We perform elementary operations on this matrix to reduce it to a diagonal matrix whose determinant is easy to calculate.

• We exchange the first and last columns (flipping the sign of the determinant). $$\begin{bmatrix}1 & -1 & 0 & 1 \\ 0 & 0 & -1 & 1 \\ 0 & 1 & -2 & 0 \\ 0 & 0 & -2 & 2\\\end{bmatrix}$$

• To the fourth column, we add the third column and subtract the first (no change in determinant). $$\begin{bmatrix}1 & -1 & 0 & 0 \\ 0 & 0 & -1 & 0 \\ 0 & 1 & -2 & -2 \\ 0 & 0 & -2 & 0\\\end{bmatrix}$$

• We normalize the last column by dividing by -2 (causes the determinant to be divided by -2). $$\begin{bmatrix}1 & -1 & 0 & 0 \\ 0 & 0 & -1 & 0 \\ 0 & 1 & -2 & 1 \\ 0 & 0 & -2 & 0\\\end{bmatrix}$$

• At this point, I note that to the first column, we can add the second and subtract the last. The result is a column of all zeros, which establishes the determinant as 0.

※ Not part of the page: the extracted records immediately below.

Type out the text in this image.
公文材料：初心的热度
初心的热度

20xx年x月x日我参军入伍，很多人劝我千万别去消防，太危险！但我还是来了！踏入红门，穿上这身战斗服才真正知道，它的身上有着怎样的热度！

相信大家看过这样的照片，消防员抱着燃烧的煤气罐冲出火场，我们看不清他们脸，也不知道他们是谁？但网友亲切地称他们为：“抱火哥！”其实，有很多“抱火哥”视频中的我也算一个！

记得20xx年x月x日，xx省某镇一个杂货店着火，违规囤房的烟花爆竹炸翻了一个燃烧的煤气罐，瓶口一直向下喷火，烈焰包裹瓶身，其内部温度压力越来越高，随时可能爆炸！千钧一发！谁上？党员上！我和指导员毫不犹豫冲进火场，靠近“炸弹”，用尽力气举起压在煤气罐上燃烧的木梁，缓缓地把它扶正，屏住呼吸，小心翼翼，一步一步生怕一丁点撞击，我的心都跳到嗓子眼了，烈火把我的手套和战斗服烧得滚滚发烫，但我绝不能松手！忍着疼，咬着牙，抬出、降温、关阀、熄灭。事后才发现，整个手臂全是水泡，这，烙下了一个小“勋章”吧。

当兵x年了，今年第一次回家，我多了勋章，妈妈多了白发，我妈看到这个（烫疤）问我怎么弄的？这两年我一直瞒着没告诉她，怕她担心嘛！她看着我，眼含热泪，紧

$$\begin{bmatrix}0 & -1 & 0 & 0 \\ 0 & 0 & -1 & 0 \\ 0 & 1 & -2 & 1 \\ 0 & 0 & -2 & 0\\\end{bmatrix}$$

Answer 2

If $T$ is injective, just take $n=1$. Otherwise, $\det T=0$ and therefore $$(\forall n\in\mathbb{N}):\det(T^n)=(\det T)^n=0,$$which implies that $T^n$ is not injective, for each $n$.

So, all you have to do is to see whether $T$ is injective or not.